Однажды я попыталась нарисовать его кончающим членом на простыне что-то из геометрии… Вышла размазня.
— Ну ведь есть такая фигура? — скорчив расстроенную мину, спросила я.
Андрей влюбленно улыбнулся:
— Давай сфотографируем и спросим у математички?
Сказано — сделано. Я схватила камеру, сняла свой рисунок, потом он — мою грудь, линию талии и промежность, я — его вновь вставший член, язык и розовую пятку. Математичку мы решили не травмировать.
После наших любовных игр мы подолгу лежали, обнявшись, и разговаривали — обо всем: от нашей классной до снегопадов в Канаде. Мама как-то сказала, что, если после секса есть о чем поговорить, это что-то значит. В такие моменты я вспоминала ее слова, и знаете — была счастлива. Счастье это было простым, светлым, женским.

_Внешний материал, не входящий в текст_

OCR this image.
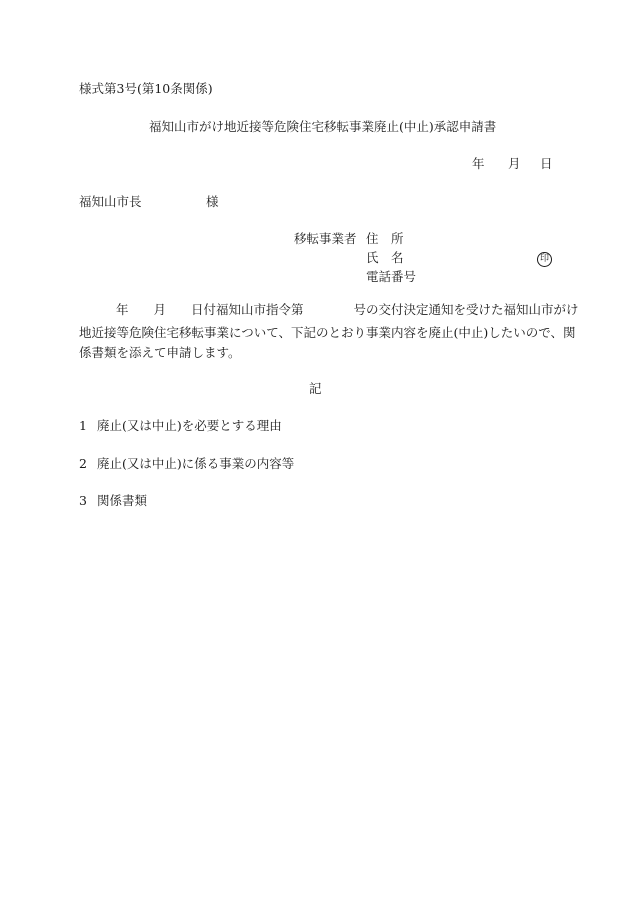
様式第3号(第10条関係)
福知山市がけ地近接等危険住宅移転事業廃止(中止)承認申請書
年 月 日
福知山市長	様
移転事業者 住　所
氏　名	印
電話番号
年　　月　　日付福知山市指令第　　　　号の交付決定通知を受けた福知山市がけ
地近接等危険住宅移転事業について、下記のとおり事業内容を廃止(中止)したいので、関
係書類を添えて申請します。
記
1 廃止(又は中止)を必要とする理由
2 廃止(又は中止)に係る事業の内容等
3 関係書類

Так продолжалось около месяца. А в один из дней Андрей вдруг пропал из списка моих друзей в Контакте, пересел за другую парту и стал шарахаться от меня. Уже на выходе из школы мне с трудом удалось добиться аудиенции, и я наконец поинтересовалась, в чем дело.
— Все кончено, Ира. Пока, — Андрей пялился в пол.
— Вот так, а объяснить?
— Сама должна понимать.
Я не поняла. Я заплакала.
На несколько дней я засела дома. Я ничего не ела и почти не вставала с кровати. Глядела в пустоту и изводила бумажные платочки. Звонила Андрею, писала в Контакте, но все зря. Мама не требовала от меня признаний. Вероятно, ей тоже когда-то разбивали сердце, и она, в отличие от многих других взрослых, хорошо помнила, каково это.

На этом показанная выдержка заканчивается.